While studying eigenvectors, I was confronted with two statements:
-
The product of the eigenvalues of some matrix $A$ is equal to the determinant of $A$
-
The trace of $A$ is equal to the sum of its eigenvalues
The thing is I am trying to understand every topic I learn in terms of linear transformations. For example, the first statement made sense to me because since the determinant is how much area scaled after a linear transformation and we are stretching $2$ vectors by their eigenvalues therefore determinant equals the product of eigenvalues.

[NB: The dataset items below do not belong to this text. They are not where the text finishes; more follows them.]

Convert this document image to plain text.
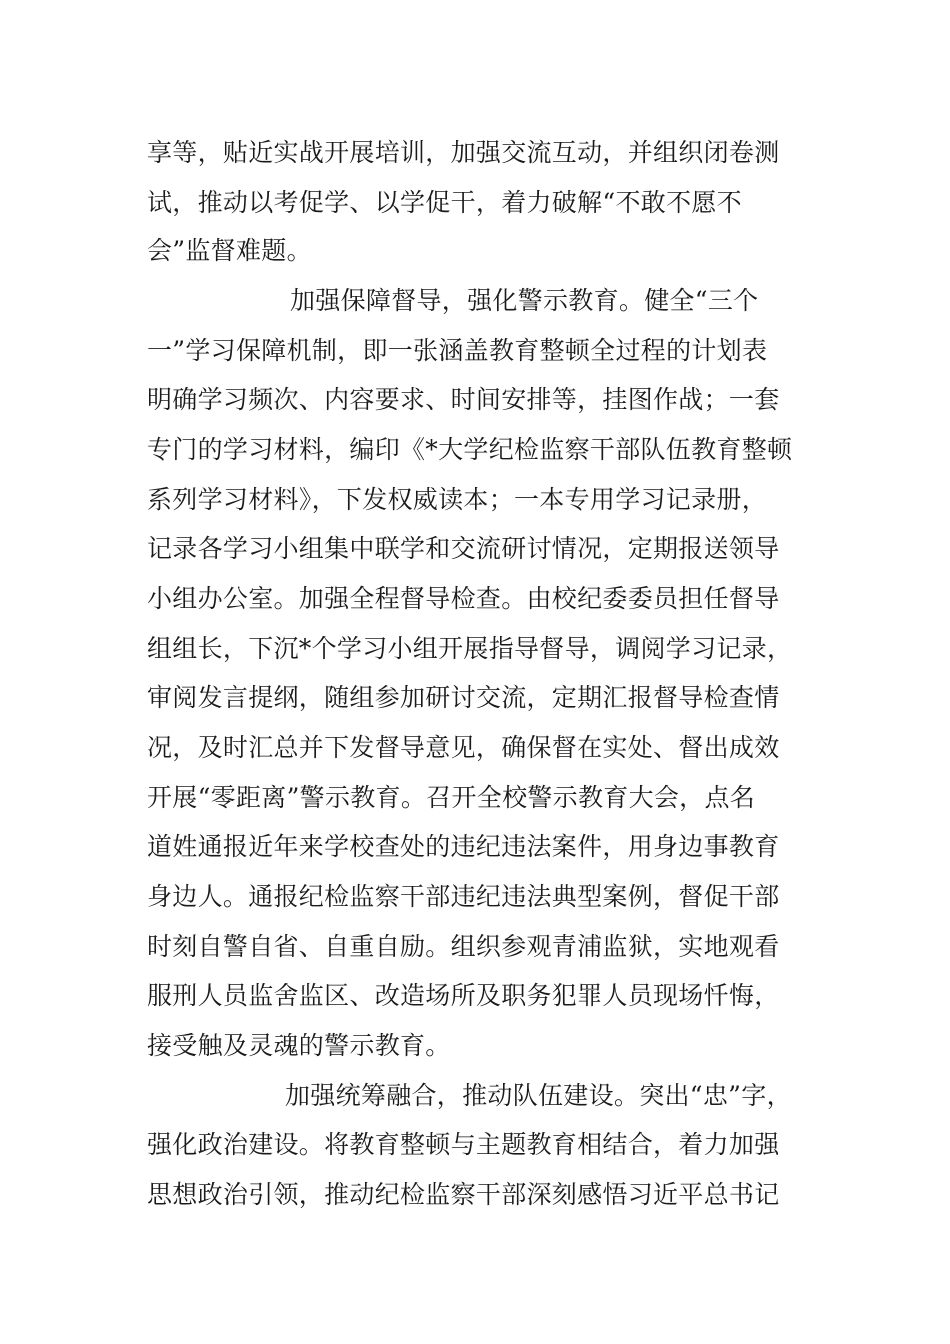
享等，贴近实战开展培训，加强交流互动，并组织闭卷测
试，推动以考促学、以学促干，着力破解“不敢不愿不
会”监督难题。
加强保障督导，强化警示教育。健全“三个
一”学习保障机制，即一张涵盖教育整顿全过程的计划表
明确学习频次、内容要求、时间安排等，挂图作战；一套
专门的学习材料，编印《*大学纪检监察干部队伍教育整顿
系列学习材料》，下发权威读本；一本专用学习记录册，
记录各学习小组集中联学和交流研讨情况，定期报送领导
小组办公室。加强全程督导检查。由校纪委委员担任督导
组组长，下沉*个学习小组开展指导督导，调阅学习记录，
审阅发言提纲，随组参加研讨交流，定期汇报督导检查情
况，及时汇总并下发督导意见，确保督在实处、督出成效
开展“零距离”警示教育。召开全校警示教育大会，点名
道姓通报近年来学校查处的违纪违法案件，用身边事教育
身边人。通报纪检监察干部违纪违法典型案例，督促干部
时刻自警自省、自重自励。组织参观青浦监狱，实地观看
服刑人员监舍监区、改造场所及职务犯罪人员现场忏悔，
接受触及灵魂的警示教育。
加强统筹融合，推动队伍建设。突出“忠”字，
强化政治建设。将教育整顿与主题教育相结合，着力加强
思想政治引领，推动纪检监察干部深刻感悟习近平总书记
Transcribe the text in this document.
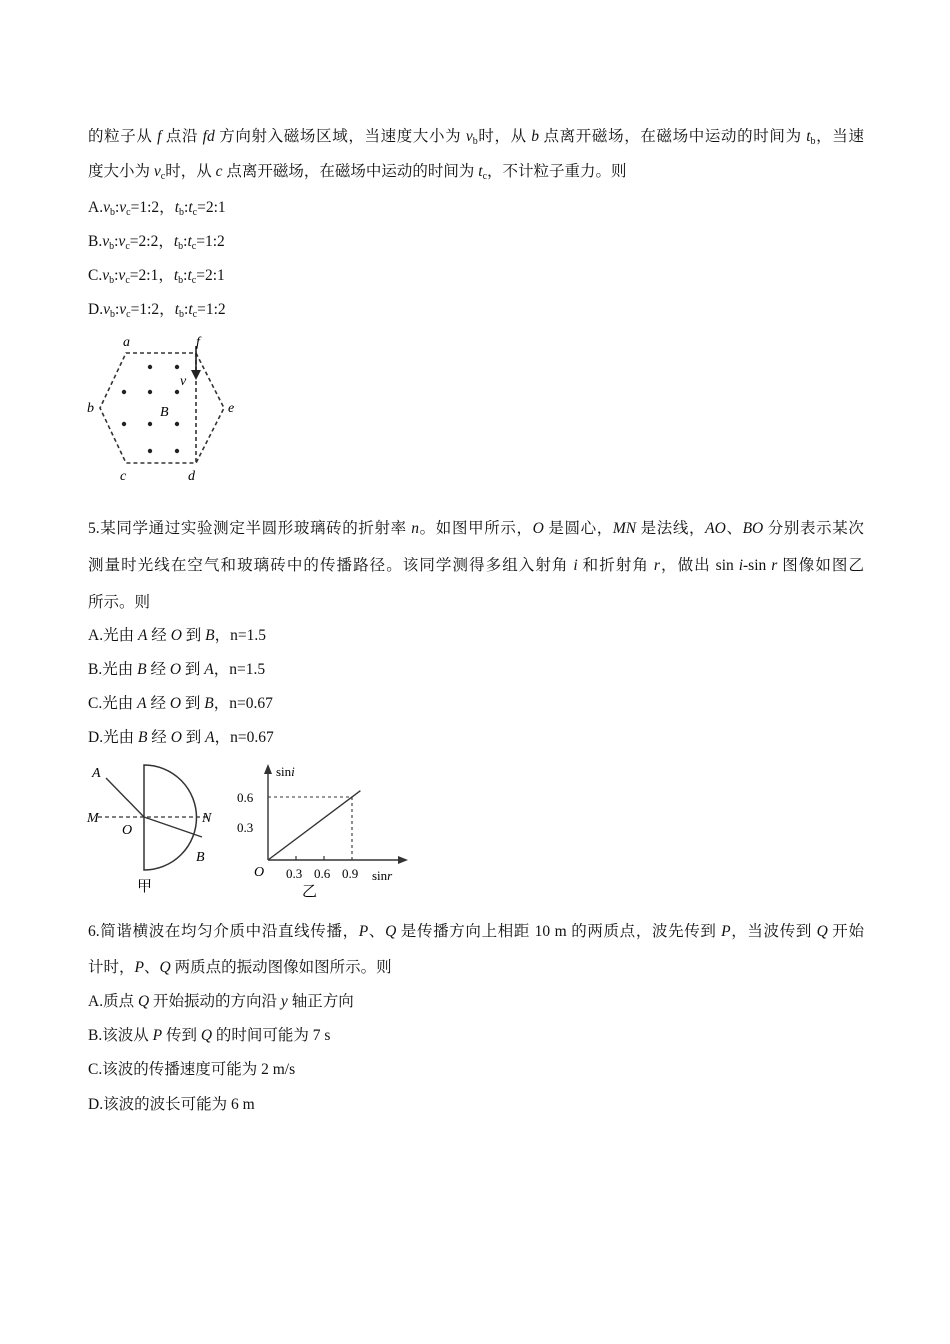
的粒子从 f 点沿 fd 方向射入磁场区域，当速度大小为 $v_b$时，从 b 点离开磁场，在磁场中运动的时间为 $t_b$，当速
度大小为 $v_c$时，从 c 点离开磁场，在磁场中运动的时间为 $t_c$，不计粒子重力。则
$A.v_b:v_c=1:2$，$t_b:t_c=2:1$
$B.v_b:v_c=2:2$，$t_b:t_c=1:2$
$C.v_b:v_c=2:1$，$t_b:t_c=2:1$
$D.v_b:v_c=1:2$，$t_b:t_c=1:2$
a	f
b	e
c	d
v
B
5.某同学通过实验测定半圆形玻璃砖的折射率 n。如图甲所示，O 是圆心，MN 是法线，AO、BO 分别表示某次
测量时光线在空气和玻璃砖中的传播路径。该同学测得多组入射角 i 和折射角 r，做出 sin i-sin r 图像如图乙
所示。则
A.光由 A 经 O 到 B，n=1.5
B.光由 B 经 O 到 A，n=1.5
C.光由 A 经 O 到 B，n=0.67
D.光由 B 经 O 到 A，n=0.67
A
M
O
N
B
甲
sini
0.6
0.3
O 0.3 0.6 0.9 sinr
乙
6.简谐横波在均匀介质中沿直线传播，P、Q 是传播方向上相距 10 m 的两质点，波先传到 P，当波传到 Q 开始
计时，P、Q 两质点的振动图像如图所示。则
A.质点 Q 开始振动的方向沿 y 轴正方向
B.该波从 P 传到 Q 的时间可能为 7 s
C.该波的传播速度可能为 2 m/s
D.该波的波长可能为 6 m
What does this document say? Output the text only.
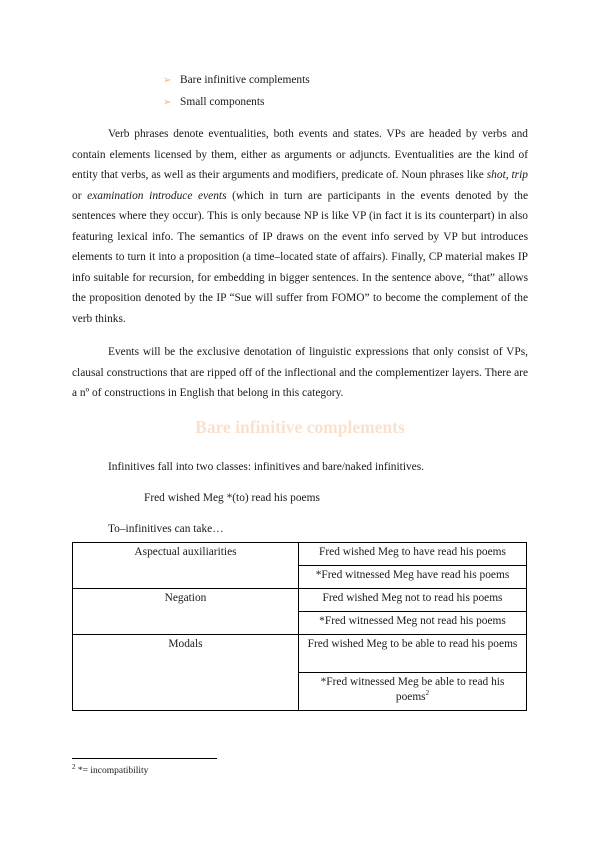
➢ Bare infinitive complements
➢ Small components
Verb phrases denote eventualities, both events and states. VPs are headed by verbs and contain elements licensed by them, either as arguments or adjuncts. Eventualities are the kind of entity that verbs, as well as their arguments and modifiers, predicate of. Noun phrases like shot, trip or examination introduce events (which in turn are participants in the events denoted by the sentences where they occur). This is only because NP is like VP (in fact it is its counterpart) in also featuring lexical info. The semantics of IP draws on the event info served by VP but introduces elements to turn it into a proposition (a time–located state of affairs). Finally, CP material makes IP info suitable for recursion, for embedding in bigger sentences. In the sentence above, “that” allows the proposition denoted by the IP “Sue will suffer from FOMO” to become the complement of the verb thinks.
Events will be the exclusive denotation of linguistic expressions that only consist of VPs, clausal constructions that are ripped off of the inflectional and the complementizer layers. There are a nº of constructions in English that belong in this category.
Bare infinitive complements
Infinitives fall into two classes: infinitives and bare/naked infinitives.
Fred wished Meg *(to) read his poems
To–infinitives can take…
Aspectual auxiliarities	Fred wished Meg to have read his poems
	*Fred witnessed Meg have read his poems
Negation	Fred wished Meg not to read his poems
	*Fred witnessed Meg not read his poems
Modals	Fred wished Meg to be able to read his poems
	*Fred witnessed Meg be able to read his poems$^2$
$^2$ *= incompatibility
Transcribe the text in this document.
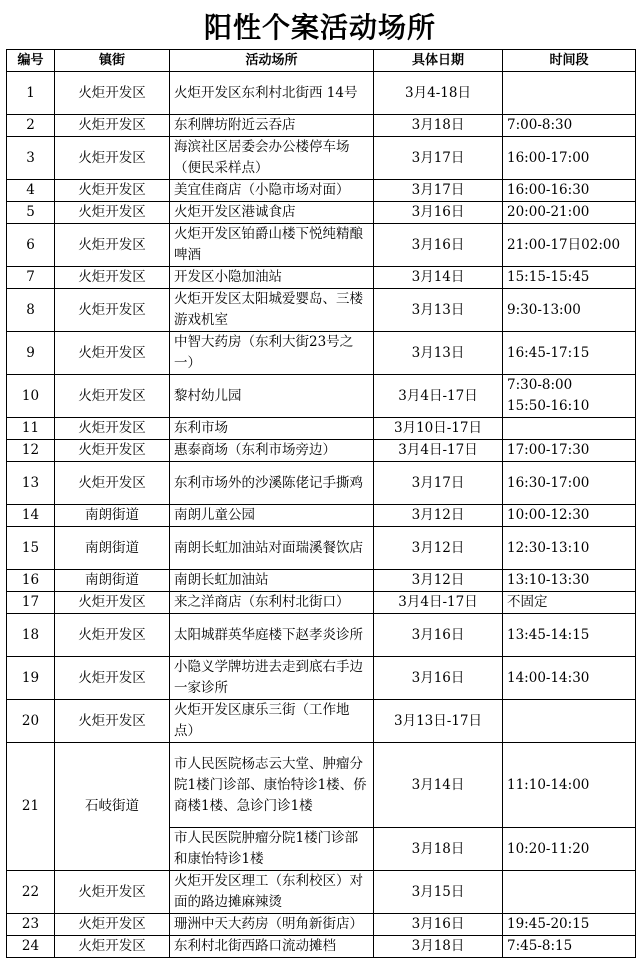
阳性个案活动场所
编号	镇街	活动场所	具体日期	时间段
1	火炬开发区	火炬开发区东利村北街西 14号	3月4-18日	

2	火炬开发区	东利牌坊附近云吞店	3月18日	7:00-8:30

3	火炬开发区	海滨社区居委会办公楼停车场（便民采样点）	3月17日	16:00-17:00

4	火炬开发区	美宜佳商店（小隐市场对面）	3月17日	16:00-16:30

5	火炬开发区	火炬开发区港诚食店	3月16日	20:00-21:00

6	火炬开发区	火炬开发区铂爵山楼下悦纯精酿啤酒	3月16日	21:00-17日02:00

7	火炬开发区	开发区小隐加油站	3月14日	15:15-15:45

8	火炬开发区	火炬开发区太阳城爱婴岛、三楼游戏机室	3月13日	9:30-13:00

9	火炬开发区	中智大药房（东利大街23号之一）	3月13日	16:45-17:15

10	火炬开发区	黎村幼儿园	3月4日-17日	7:30-8:00
15:50-16:10

11	火炬开发区	东利市场	3月10日-17日	

12	火炬开发区	惠泰商场（东利市场旁边）	3月4日-17日	17:00-17:30

13	火炬开发区	东利市场外的沙溪陈佬记手撕鸡	3月17日	16:30-17:00

14	南朗街道	南朗儿童公园	3月12日	10:00-12:30

15	南朗街道	南朗长虹加油站对面瑞溪餐饮店	3月12日	12:30-13:10

16	南朗街道	南朗长虹加油站	3月12日	13:10-13:30

17	火炬开发区	来之洋商店（东利村北街口）	3月4日-17日	不固定

18	火炬开发区	太阳城群英华庭楼下赵孝炎诊所	3月16日	13:45-14:15

19	火炬开发区	小隐义学牌坊进去走到底右手边一家诊所	3月16日	14:00-14:30

20	火炬开发区	火炬开发区康乐三街（工作地点）	3月13日-17日	

21	石岐街道	市人民医院杨志云大堂、肿瘤分院1楼门诊部、康怡特诊1楼、侨商楼1楼、急诊门诊1楼	3月14日	11:10-14:00

		市人民医院肿瘤分院1楼门诊部和康怡特诊1楼	3月18日	10:20-11:20
22	火炬开发区	火炬开发区理工（东利校区）对面的路边摊麻辣烫	3月15日	

23	火炬开发区	珊洲中天大药房（明角新街店）	3月16日	19:45-20:15

24	火炬开发区	东利村北街西路口流动摊档	3月18日	7:45-8:15
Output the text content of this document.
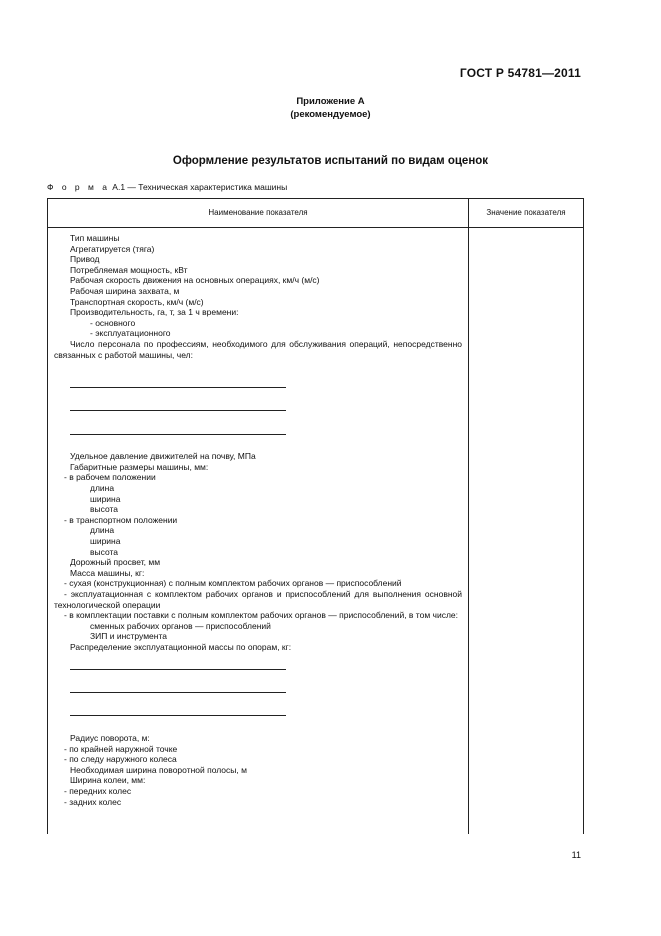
ГОСТ Р 54781—2011
Приложение А
(рекомендуемое)
Оформление результатов испытаний по видам оценок
Ф о р м а А.1 — Техническая характеристика машины
Наименование показателя	Значение показателя
Тип машины
Агрегатируется (тяга)
Привод
Потребляемая мощность, кВт
Рабочая скорость движения на основных операциях, км/ч (м/с)
Рабочая ширина захвата, м
Транспортная скорость, км/ч (м/с)
Производительность, га, т, за 1 ч времени:
- основного
- эксплуатационного
Число персонала по профессиям, необходимого для обслуживания операций, непосредственно связанных с работой машины, чел:
Удельное давление движителей на почву, МПа
Габаритные размеры машины, мм:
- в рабочем положении
длина
ширина
высота
- в транспортном положении
длина
ширина
высота
Дорожный просвет, мм
Масса машины, кг:
- сухая (конструкционная) с полным комплектом рабочих органов — приспособлений
- эксплуатационная с комплектом рабочих органов и приспособлений для выполнения основной технологической операции
- в комплектации поставки с полным комплектом рабочих органов — приспособлений, в том числе:
сменных рабочих органов — приспособлений
ЗИП и инструмента
Распределение эксплуатационной массы по опорам, кг:
Радиус поворота, м:
- по крайней наружной точке
- по следу наружного колеса
Необходимая ширина поворотной полосы, м
Ширина колеи, мм:
- передних колес
- задних колес
11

But when I try to understand the second statement I can not relate the trace of a matrix and its eigenvalues because I can't also understand what the trace of a matrix tells us about a linear transformation.
I would love it if you can give me an intuitive explanation or let me know if there are topics that I haven't studied that prevent me from understanding this.
Best Answer
You can think of the trace geometrically as the derivative of the determinant at the identity. What this means is that for a fixed matrix $A$ and for small $\varepsilon > 0$ we have
$$\det(I + \varepsilon A) = 1 + \varepsilon \text{ tr}(A) + O(\varepsilon^2).$$
This isn't hard to prove directly from the Leibniz formula for the determinant. On the other hand, if $A$ has eigenvalues $\lambda_i$, then $I + \varepsilon A$ has eigenvalues $1 + \varepsilon \lambda_i$, and the product of these is
$$\det(I + \varepsilon A) = \prod_{i=1}^n (1 + \varepsilon \lambda_i) = 1 + \varepsilon \sum_{i=1}^n \lambda_i + O(\varepsilon^2).$$
So we see that $\text{tr}(A) = \sum_{i=1}^n \lambda_i$ is the sum of the eigenvalues as desired. In other words, the fact that the trace is the sum of the eigenvalues is the derivative of the fact that the determinant is the product of the eigenvalues.